COMPENSATION DECISION-MAKING POLICIES AND PROCEDURES.
Decision-Making and Policy-Making. As an American Stock Exchange listed company, we must observe governance standards that require executive officer compensation decisions to be made by the independent director members of our Board or by a committee of independent directors. Consistent with these requirements, our Board has established a Compensation Committee all of whose members are independent directors.
The Compensation Committee provides advice and makes recommendations to our Board in the areas of employee salaries and benefit programs. The Compensation Committee has established a formal charter. Compensation consists of three components: (1) base salary; (2) bonuses; and (3) long-term incentives (e.g., stock options, deferred compensation and fringe benefits).
The Compensation Committee generally meets at least once each year. During fiscal 2008, the Compensation Committee met one time.

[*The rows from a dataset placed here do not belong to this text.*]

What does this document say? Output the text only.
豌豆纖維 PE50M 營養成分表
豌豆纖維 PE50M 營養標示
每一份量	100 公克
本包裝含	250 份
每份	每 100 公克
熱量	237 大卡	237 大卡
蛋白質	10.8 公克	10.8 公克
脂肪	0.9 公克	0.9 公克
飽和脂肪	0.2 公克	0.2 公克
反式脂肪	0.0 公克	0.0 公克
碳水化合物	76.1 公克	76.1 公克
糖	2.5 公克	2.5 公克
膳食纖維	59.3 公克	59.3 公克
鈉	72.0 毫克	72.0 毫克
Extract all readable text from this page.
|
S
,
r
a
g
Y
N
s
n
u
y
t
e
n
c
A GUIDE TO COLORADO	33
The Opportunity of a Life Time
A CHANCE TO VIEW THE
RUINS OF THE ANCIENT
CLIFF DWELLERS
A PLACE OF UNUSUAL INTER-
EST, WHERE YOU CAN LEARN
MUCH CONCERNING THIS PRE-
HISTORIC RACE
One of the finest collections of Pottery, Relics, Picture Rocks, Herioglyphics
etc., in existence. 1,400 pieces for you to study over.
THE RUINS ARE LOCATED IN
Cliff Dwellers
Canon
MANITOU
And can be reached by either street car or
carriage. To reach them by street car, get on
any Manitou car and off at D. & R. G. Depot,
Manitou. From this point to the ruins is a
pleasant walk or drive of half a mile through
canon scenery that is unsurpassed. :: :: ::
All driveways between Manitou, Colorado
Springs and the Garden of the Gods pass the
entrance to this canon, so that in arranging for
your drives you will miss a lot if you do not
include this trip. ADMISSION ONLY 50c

It considers the expectations of the Chief Executive Officer with respect to his own compensation and his recommendations with respect to the compensation of more junior executive officers, as well as empirical data on compensation practices at peer group companies. The Compensation Committee does not delegate its duties to others.
Use of Outside Advisors and Survey Data. The Compensation Committee uses its own criteria coupled with empirical peer group data to establish the chief executive officers base salary. In 2008, the peer group consisted of five coffee roasting companies. Among other things, the Compensation Committee analyzed the net sales, net income and overall executive compensation of each of the peer group companies in determining the appropriate salary levels for the chief executive officer.